Sunflower Planting Tips
Tuesday, April 1, 2003
filed under: Hybrid Selection/Planting
Don’t lose yields to a poor stand
The 2002 sunflower survey coordinated by the National Sunflower Association showed that growers in the High Plains lost hundreds of pounds of yield due to poor stand establishment. Poor stand establishment was a close second to drought as the number one yield robber.
Sunflowers will compensate if you have both even emergence and plant spacing in your field in spite of having several thousand less plants. However, fields that have plants emerging for several weeks with skips and doubles can decrease yields by 400 to 500 lbs/acre. Some tips from NSA Production Coordinator Max Dietrich to help establish a better sunflower stand:
Sunflower Planting Dates
North Dakota State University sunflower planting date studies at Carrington and Langdon indicate oil percent is highest in early planted (May 10-20) sunflower. Test weight is also higher when planted early. Seed yield at Carrington was highest when planted May 20-30. Earlier planting, (May 15), usually allows for earlier maturity and hopefully warmer harvest weather.
The optimal window for planting sunflower in southwest North Dakota appears to be May 20-24, according to results of a planting study conducted by the North Dakota State University Research Extension Center, Dickinson, N.D.
General recommendations for sunflower planting in South Dakota is mid May to early June. South Dakota State University research indicates that oil is generally more affected by late planting than yield. Oil content generally begins to decline in sunflower planted after June 15, and yield generally begins to drop in sunflower planted late June.
Sunflower can be planted in Kansas from early May to late June, according to the Kansas State University Extension Service. Generally, irrigated sunflower is planted in May and dryland sunflower during the first three weeks of June, according to KSU. Early plantings often result in larger seed size and higher oil, but they encounter more insect problems, and may require treatment. Conversely, late June and early July plantings are prone to smaller seed and lower oil, but fewer insect problems.
Your planter is like a machine gun. It has to shoot out 13.5 seeds/second, if you have an eight row planter seeding 20,000 seeds at 5 mph. Sunflower seeds have more variation than most other seeds. That is why it is so important to clean and adjust your planter before planting your sunflowers. Also use the recommended plates, fingers and air pressure to help avoid skips, doubles. Run your planter at recommended speeds.

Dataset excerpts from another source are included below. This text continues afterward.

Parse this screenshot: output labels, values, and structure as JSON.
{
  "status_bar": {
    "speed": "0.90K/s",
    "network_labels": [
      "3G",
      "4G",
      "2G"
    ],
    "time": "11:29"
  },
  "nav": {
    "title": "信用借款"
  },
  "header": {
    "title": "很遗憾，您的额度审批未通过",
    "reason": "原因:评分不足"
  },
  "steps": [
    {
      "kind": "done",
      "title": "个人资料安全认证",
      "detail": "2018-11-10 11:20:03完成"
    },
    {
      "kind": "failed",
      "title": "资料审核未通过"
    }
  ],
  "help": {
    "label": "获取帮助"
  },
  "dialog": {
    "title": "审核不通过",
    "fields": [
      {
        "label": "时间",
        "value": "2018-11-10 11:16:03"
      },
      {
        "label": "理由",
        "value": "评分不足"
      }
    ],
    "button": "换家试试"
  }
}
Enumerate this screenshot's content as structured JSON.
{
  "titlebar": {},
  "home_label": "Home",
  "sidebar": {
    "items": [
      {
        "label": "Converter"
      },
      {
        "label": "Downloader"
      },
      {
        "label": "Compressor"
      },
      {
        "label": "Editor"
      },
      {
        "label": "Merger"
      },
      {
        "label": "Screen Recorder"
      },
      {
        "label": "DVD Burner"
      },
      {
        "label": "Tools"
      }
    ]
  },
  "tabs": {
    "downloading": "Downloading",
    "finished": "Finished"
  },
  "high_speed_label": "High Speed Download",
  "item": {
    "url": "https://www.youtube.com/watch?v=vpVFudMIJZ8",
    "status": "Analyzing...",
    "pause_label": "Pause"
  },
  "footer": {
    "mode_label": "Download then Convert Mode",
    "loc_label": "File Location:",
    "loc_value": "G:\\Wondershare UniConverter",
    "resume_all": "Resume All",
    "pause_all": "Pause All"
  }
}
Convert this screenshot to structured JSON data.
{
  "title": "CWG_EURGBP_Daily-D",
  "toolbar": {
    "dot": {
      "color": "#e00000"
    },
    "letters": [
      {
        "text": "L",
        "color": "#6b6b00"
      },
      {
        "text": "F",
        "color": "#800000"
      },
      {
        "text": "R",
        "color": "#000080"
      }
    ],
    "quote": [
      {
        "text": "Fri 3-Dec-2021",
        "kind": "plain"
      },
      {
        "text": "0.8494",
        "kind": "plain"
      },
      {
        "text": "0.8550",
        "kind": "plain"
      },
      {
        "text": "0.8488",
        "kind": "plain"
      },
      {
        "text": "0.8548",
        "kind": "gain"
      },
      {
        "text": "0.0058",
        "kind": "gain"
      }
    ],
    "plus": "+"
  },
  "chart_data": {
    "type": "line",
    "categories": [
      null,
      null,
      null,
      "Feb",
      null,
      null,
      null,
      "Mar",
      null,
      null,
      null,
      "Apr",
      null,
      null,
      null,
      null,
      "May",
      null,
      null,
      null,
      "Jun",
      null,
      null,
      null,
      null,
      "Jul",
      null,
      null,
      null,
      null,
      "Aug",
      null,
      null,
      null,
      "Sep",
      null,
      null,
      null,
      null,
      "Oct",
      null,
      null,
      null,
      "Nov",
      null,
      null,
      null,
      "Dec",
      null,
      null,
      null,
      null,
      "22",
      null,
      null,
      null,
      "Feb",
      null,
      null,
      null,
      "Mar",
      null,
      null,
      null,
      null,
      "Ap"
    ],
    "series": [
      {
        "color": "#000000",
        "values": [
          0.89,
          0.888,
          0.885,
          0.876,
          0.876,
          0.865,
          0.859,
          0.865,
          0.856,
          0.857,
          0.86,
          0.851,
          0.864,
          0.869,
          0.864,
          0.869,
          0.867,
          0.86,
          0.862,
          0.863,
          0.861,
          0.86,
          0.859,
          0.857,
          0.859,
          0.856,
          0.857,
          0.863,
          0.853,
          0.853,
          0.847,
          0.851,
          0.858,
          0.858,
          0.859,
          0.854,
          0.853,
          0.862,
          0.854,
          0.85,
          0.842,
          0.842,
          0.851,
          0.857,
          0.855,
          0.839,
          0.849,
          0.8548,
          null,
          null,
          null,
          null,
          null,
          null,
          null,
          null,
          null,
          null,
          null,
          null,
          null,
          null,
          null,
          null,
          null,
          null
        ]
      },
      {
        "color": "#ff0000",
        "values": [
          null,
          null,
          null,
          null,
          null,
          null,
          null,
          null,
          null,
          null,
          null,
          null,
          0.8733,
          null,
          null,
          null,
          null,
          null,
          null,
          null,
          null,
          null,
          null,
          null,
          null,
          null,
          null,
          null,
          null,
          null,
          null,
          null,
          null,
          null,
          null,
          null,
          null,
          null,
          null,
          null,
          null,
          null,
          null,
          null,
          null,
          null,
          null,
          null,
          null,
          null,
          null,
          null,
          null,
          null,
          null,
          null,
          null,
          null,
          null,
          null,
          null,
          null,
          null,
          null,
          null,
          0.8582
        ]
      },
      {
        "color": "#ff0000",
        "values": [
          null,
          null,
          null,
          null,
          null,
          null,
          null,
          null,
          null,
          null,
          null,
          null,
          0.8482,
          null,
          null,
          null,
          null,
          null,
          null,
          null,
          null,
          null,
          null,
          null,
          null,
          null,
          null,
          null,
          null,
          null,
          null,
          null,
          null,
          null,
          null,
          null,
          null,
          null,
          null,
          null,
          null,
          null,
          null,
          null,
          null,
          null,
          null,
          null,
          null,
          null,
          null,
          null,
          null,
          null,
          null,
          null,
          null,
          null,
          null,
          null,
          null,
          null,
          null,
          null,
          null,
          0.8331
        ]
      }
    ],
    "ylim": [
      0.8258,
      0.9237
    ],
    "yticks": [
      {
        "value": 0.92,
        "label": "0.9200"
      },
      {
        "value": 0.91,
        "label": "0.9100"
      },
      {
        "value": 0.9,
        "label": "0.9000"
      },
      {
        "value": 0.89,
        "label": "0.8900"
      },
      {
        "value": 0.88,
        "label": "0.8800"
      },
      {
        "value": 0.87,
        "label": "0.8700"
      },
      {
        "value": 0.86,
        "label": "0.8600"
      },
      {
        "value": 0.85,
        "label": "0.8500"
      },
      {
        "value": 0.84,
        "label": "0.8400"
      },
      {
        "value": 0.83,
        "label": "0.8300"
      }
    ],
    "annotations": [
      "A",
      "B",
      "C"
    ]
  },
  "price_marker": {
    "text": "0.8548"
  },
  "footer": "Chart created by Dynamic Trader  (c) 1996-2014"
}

Sunflower seed needs to be planted at depth of 1.5 to 2.5 inches. Percent emergence will decrease as planting depth increases especially for smaller seed sizes. If rain is received and a crust is formed, deep seeded plants will have a particularly difficult time breaking through the crust. Harrowing the crust before the emerging seedlings reach to within one half inch of the soil surface will improve emergence.
Sunflower needs to have excellent seed to soil contact. Because sunflowers have a woody hull, closure of the furrow becomes more important than for corn and most other crops.
Soil temperature needs to be at 50° or more at seed depth (1.5 to 2.5 inches). Planting sunflower seed into cold soils may cause seed to go into dormancy and can delay germination.
Early-Season Pest Control
Insects like wire worms and cutworms can drastically reduce stands. Use approved chemicals to control insects. Satisfactory weed control early is also essential. Use labeled products and apply them as recommended. Know the field’s weed history and control accordingly.
A number of sunflower fields each spring are planted late or replanted. The many reasons for this include: extremely cold or dry conditions, wind erosion, insects (cutworm), diseases, hail and frost.
When planting sunflower late (generally after June 10 in the Northern Plains) it’s suggested to plant early maturing hybrids, says Duane Berglund, NDSU extension agronomist. Selection of short season sunflowers will increase the chance of reaching maturity in the northern areas of North Dakota and Minnesota. Planting of confection sunflower in the Northern Plains is discouraged in June.